(Reuters) - Zimbabwean cricket has struggled since the turn of the century against political, racial and financial turmoil. The country’s biggest battle now is on the field, where they are fighting to achieve greater consistency in their performances.
The team experienced a marked decline after a string of impressive victories in 2013-14, which included wins over Pakistan in a test match and Australia in a one-day international.
In 2017, Zimbabwe Cricket (ZC) organised matches against Afghanistan, Scotland and the Netherlands and in 10 games against these low-ranked teams, Zimbabwe were beaten five times.
“We have not had as many fixtures as we would have wanted since the Future Tours Programme was changed in 2014”, Darlington Majonga, ZC’s communications manager, told Reuters.
“In an effort to fill in the gaps in our schedule, we have been engaging the available teams - including the top associate sides.
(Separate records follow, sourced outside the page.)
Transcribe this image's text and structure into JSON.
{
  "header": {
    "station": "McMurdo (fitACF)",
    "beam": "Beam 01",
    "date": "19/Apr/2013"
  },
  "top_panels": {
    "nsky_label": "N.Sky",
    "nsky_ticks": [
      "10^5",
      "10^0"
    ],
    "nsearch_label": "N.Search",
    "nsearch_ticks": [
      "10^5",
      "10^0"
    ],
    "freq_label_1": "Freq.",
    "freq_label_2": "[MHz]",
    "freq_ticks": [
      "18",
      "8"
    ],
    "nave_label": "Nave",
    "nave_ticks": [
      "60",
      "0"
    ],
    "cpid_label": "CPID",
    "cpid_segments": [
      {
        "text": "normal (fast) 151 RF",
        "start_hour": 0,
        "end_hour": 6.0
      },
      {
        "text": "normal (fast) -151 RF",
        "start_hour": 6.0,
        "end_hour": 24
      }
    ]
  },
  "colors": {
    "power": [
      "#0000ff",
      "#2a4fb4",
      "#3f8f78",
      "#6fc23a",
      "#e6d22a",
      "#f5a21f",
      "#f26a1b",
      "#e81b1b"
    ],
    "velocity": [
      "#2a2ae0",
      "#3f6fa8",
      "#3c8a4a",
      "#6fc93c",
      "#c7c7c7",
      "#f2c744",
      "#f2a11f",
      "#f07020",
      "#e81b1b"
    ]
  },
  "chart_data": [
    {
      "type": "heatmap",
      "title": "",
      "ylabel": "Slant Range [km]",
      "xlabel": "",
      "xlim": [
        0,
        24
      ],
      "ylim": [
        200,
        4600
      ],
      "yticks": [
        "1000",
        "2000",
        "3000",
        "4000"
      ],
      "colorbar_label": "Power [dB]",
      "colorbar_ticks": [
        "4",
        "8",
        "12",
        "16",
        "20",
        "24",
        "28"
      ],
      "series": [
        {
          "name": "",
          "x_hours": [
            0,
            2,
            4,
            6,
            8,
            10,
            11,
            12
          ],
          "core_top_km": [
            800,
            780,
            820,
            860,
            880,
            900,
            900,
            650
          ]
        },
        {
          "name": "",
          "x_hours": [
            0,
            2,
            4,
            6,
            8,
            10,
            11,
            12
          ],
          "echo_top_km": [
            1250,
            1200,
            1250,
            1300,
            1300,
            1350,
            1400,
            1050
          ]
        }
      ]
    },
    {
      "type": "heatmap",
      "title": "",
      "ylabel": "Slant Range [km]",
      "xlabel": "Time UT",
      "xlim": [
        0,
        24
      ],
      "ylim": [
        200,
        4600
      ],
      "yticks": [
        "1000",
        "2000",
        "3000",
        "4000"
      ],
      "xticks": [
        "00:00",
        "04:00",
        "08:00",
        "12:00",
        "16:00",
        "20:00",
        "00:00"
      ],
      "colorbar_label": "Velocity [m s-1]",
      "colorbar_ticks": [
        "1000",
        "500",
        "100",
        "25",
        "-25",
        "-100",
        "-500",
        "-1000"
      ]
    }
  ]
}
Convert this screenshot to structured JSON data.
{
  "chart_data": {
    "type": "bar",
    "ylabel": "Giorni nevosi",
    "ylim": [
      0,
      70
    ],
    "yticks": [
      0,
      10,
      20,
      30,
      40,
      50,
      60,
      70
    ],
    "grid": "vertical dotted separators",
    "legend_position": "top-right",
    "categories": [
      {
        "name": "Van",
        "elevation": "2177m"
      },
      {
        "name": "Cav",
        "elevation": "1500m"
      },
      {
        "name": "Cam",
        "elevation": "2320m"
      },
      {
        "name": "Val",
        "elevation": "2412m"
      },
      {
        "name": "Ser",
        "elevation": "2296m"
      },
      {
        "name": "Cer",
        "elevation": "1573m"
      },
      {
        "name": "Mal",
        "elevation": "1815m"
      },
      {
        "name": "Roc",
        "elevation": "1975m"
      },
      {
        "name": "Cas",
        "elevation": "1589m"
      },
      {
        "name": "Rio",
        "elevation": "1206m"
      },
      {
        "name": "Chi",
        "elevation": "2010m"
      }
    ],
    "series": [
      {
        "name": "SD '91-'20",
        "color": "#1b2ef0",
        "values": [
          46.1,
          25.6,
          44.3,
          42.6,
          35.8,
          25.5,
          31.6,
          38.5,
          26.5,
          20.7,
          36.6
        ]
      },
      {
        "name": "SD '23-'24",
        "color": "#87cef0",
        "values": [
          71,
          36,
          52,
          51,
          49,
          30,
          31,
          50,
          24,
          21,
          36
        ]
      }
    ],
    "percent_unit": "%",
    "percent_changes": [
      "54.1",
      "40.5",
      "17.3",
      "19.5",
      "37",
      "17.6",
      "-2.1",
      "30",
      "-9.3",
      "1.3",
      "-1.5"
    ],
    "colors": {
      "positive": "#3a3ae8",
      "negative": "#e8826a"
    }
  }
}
Getting more game time will help us to find our feet as we continuously work hard to establish a strong and competitive side capable of challenging for top honours in cricket.”
Despite suffering embarrassing losses on their European tour, the match practise had a positive effect and Zimbabwe this week claimed their first series victory in Sri Lanka, beating the island nation 3-2 in a one-day international series.
In June, the International Cricket Council (ICC) awarded test status to Ireland and Afghanistan, bringing the number of teams playing cricket’s longest format to 12.
Test cricket has been struggling to compete with the more consumer-friendly 20-over format. Should the ICC establish a structured test match league it is unlikely to feature Ireland, Afghanistan and Zimbabwe.
For Zimbabwe, this would result in fewer test fixtures against their traditional rivals but it is inevitable that new rivalries will form.
“The elevation of Ireland and Afghanistan to test status is a welcome development that will tremendously boost the game of cricket not just in the two respective countries but the world over,” Majonga said.
“The prospect of securing fixtures that have been very scarce in recent times is particularly exciting.”
Strong performances against their new equals will provide Zimbabwe with a viable pathway back into the major league.
As the country’s test status is secure for now, it is incumbent upon ZC to lobby its foreign counterparts to ensure high-profile fixtures still happen, even if only occasionally, by engaging teams touring South Africa to play a test match in Zimbabwe as preparation.
Zimbabwe’s modern era began in 2004-05 in the aftermath of a clash between the national cricket board and senior white players.
After losing their core of senior players, Zimbabwe rebuilt around prodigious young talent, namely Tatenda Taibu, Brendan Taylor and Graeme Cremer – all of whom went on to captain their country.
The strength of the team has consistently been undermined by the trend of emerging young players opting to move abroad.
England has been the primary beneficiary of this with Tom Curran and Gary Ballance notably representing their newly- adopted country at international level.
Sean Ervine, Anthony Ireland, Kyle Jarvis and Brendan Taylor all retired prematurely from international cricket to play at English county level.
Zimbabwe’s biggest on-field problem is inconsistency, usually caused by over-reliance on their best player.
Andy Flower, at one time the world’s top-ranked test batsman, exemplified this in the 1990s and early 2000s. In more recent times this responsibility has fallen to Taylor, Taibu and Heath Streak.
Current captain Cremer made his first test century against Sri Lanka in 2016, an admirable performance were he a specialist batsman but even more impressive given that he is also his team’s premier leg-spinner.
ZC has identified that a deeper talent pool is required and established a new cricket academy.
“As a convenor of selectors I had a small player base to choose the national team from,” said Taibu, who has moved into administration since retiring.
“As a way of increasing my player base I thought it’s imperative to have an academy which will be able to increase those numbers”.
Ireland and Afghanistan’s elevation to test status offers Zimbabwe an opportunity to re-establish themselves.
“Zimbabwe just needs to win matches to bring in a culture of success on the cricket field which will relate to the fans, stakeholders and filter down through to grassroots level,” Kenyon Ziehl, Zimbabwe’s former convenor of selectors, told Reuters.
Playing less test cricket would safeguard Zimbabwe’s future as a test-playing nation if it means the matches they do play result in more victories.
“We need to start again, win matches and give confidence to players and the cricket fraternity.” Ziehl said.